20 septembre 2008
Fateless (Lajos Koltaï, 2005)
Fateless (Sorstalansag) est un film hongrois sur l’Holocauste sorti à la sauvette en France en 2007 (sous le titre maladroit Etre sans Destin) et qui semble avoir divisé la critique. Le scénario a été écrit par le hongrois Imre Kertesz (Prix Nobel de Littérature en 2002) d’après son roman autobiographique et il a été réalisé par Lajos Koltai, un pro de la direction photo.
C’est l’histoire d’un jeune juif hongrois de 14 ans qui est déporté en 1944 de Budapest vers Auschwitz puis Buchenwald, qui survit et qui revient chez lui à la fin de la guerre.
Le film ressemble dans son approche du personnage au Pianiste de Polanski (le jeune garçon est aussi passif par rapport à ce qui lui arrive que le pianiste) mais le traitement visuel est très différent : toutes les scènes sont courtes, se terminent sur un fondu au noir et se vident de leur couleur au fur et à mesure de la progression de l’histoire. Le travail sur la composition de l’image et la couleur est impressionnant. La forme semble être une représentation de ce qui se passe dans la tête du jeune déporté. L’essentiel du film, qui se passe dans les camps de concentration, est très graphique mais avec une façon de filmer qui en poétise beaucoup l’effet (un lever de soleil, la lumière des miradors la nuit, la pluie et la boue, les rayures des uniformes…). Il y a notamment une très longue scène d’appel qui est à la fois bouleversante et splendide : c’est le plus « beau » passage du film. A un autre moment, alors qu’il est emporté pour mourant sur une charrette de cadavres, il voit l’extérieur d’un crématorium : comme il a la tête renversée, on assiste comme lui à la scène à l’envers. Plusieurs fois, le personnage principal nous regarde droit dans les yeux. J’ai parfois pensé à Come and See de Klimov. Ennio Morricone a composé la BO en utilisant des motifs de musique judaïque mélangés à ses incantations vocales féminines habituelles. C’est l’accumulation de ces effets esthétiques qui semble avoir dérangé une partie de la critique et des spectateurs. Le scénariste et le réalisateur s’en sont expliqués en disant que c’était le seul traitement qui permettait de transposer à l’écran la qualité littéraire du matériel original.
Le dernier quart d’heure est le plus questionnable : de retour à Budapest, le garçon se heurte au désintérêt de ceux qui n’ont pas vécu son calvaire, on lui ferme les portes au nez et il se retrouve à la rue au milieu d’une ville qui se remet au travail. Et il se rappelle (en voix off) des rares mais intenses moments de solidarité et de bonheur qu’il a connus à Auschwitz et Buchenwald…

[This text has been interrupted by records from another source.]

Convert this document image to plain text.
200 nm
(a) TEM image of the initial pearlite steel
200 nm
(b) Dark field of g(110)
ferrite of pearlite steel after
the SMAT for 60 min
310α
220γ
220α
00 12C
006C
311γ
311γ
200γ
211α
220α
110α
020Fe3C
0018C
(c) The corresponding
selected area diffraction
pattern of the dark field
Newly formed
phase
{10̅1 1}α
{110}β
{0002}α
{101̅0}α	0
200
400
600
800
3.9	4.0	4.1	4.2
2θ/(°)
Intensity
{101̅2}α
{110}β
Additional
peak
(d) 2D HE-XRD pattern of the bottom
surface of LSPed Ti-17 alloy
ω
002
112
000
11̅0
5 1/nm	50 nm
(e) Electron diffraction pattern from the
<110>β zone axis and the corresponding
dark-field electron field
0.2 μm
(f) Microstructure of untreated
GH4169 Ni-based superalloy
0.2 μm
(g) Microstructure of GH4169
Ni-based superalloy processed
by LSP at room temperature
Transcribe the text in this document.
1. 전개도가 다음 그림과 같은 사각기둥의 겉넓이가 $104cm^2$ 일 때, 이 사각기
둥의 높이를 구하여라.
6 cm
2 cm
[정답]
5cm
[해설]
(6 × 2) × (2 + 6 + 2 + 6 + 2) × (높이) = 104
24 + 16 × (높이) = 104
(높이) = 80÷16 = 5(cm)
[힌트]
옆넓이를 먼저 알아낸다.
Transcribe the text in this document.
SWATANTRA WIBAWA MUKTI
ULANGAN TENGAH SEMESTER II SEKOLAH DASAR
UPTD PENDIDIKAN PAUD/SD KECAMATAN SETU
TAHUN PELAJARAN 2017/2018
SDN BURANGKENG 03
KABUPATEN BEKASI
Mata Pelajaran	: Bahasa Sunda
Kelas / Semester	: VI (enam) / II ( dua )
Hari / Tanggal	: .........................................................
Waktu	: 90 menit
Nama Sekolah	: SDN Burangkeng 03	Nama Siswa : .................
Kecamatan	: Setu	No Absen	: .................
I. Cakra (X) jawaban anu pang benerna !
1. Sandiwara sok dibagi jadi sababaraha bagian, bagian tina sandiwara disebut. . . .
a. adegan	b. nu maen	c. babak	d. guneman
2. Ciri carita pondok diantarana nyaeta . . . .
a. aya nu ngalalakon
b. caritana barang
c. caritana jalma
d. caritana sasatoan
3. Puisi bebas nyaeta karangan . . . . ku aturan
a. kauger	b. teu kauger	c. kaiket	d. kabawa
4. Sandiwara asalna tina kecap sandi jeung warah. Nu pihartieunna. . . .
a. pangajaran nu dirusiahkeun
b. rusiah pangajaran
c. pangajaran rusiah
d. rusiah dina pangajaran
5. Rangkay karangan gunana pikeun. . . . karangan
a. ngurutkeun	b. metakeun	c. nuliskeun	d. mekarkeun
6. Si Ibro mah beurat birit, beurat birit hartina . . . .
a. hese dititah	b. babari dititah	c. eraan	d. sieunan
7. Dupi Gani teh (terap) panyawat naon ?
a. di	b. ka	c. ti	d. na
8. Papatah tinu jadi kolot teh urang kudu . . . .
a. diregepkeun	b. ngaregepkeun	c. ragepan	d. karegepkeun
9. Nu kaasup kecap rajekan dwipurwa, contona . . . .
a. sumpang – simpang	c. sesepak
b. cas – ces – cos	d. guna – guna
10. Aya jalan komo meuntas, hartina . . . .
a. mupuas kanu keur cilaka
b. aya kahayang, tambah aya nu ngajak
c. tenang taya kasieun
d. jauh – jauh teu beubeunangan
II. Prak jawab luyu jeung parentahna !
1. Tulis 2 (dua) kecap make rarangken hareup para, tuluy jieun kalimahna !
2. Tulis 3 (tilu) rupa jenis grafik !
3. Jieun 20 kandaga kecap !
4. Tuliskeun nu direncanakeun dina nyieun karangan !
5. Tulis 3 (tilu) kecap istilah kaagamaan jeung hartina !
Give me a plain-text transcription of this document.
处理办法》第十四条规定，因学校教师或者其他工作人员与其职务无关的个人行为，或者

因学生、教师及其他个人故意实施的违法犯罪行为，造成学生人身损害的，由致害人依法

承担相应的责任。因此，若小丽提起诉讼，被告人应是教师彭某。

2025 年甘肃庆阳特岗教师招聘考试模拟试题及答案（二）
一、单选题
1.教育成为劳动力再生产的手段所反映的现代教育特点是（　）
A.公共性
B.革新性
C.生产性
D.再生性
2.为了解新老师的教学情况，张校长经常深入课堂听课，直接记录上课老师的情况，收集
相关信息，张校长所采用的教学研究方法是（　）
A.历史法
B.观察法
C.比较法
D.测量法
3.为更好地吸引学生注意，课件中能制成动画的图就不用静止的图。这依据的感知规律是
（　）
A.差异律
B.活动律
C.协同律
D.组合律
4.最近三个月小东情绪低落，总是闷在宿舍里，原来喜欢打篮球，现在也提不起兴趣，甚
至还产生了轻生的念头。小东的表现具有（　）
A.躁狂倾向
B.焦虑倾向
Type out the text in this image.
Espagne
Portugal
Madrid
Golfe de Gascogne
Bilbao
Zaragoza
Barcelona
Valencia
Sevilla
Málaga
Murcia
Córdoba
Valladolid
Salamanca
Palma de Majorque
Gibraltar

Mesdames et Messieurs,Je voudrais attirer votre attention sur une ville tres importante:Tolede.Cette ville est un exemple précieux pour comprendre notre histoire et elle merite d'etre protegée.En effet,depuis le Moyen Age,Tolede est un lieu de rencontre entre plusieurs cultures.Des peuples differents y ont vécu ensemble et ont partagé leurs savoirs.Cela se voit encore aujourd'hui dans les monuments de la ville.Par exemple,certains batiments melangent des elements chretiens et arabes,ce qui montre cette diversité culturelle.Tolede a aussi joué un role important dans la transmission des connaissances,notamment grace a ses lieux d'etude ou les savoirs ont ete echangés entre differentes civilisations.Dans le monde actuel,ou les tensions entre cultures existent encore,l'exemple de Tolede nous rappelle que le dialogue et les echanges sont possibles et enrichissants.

Le jeune acteur principal est excellent et le film, qui dure 2h20 est parfaitement structuré, sans aucune longueur. Fateless porte un regard cinématographique quasiment inédit sur l’Holocauste et relance la question (après Schindler, Grey Zone, La Vie est Belle, Le Pianiste…) de ce que le cinéma peut ou doit faire quand il traite de ce sujet. C’est un film qui ne peut que laisser perplexe d’abord, puis admiratif ou en colère. Vu en DVD Z1.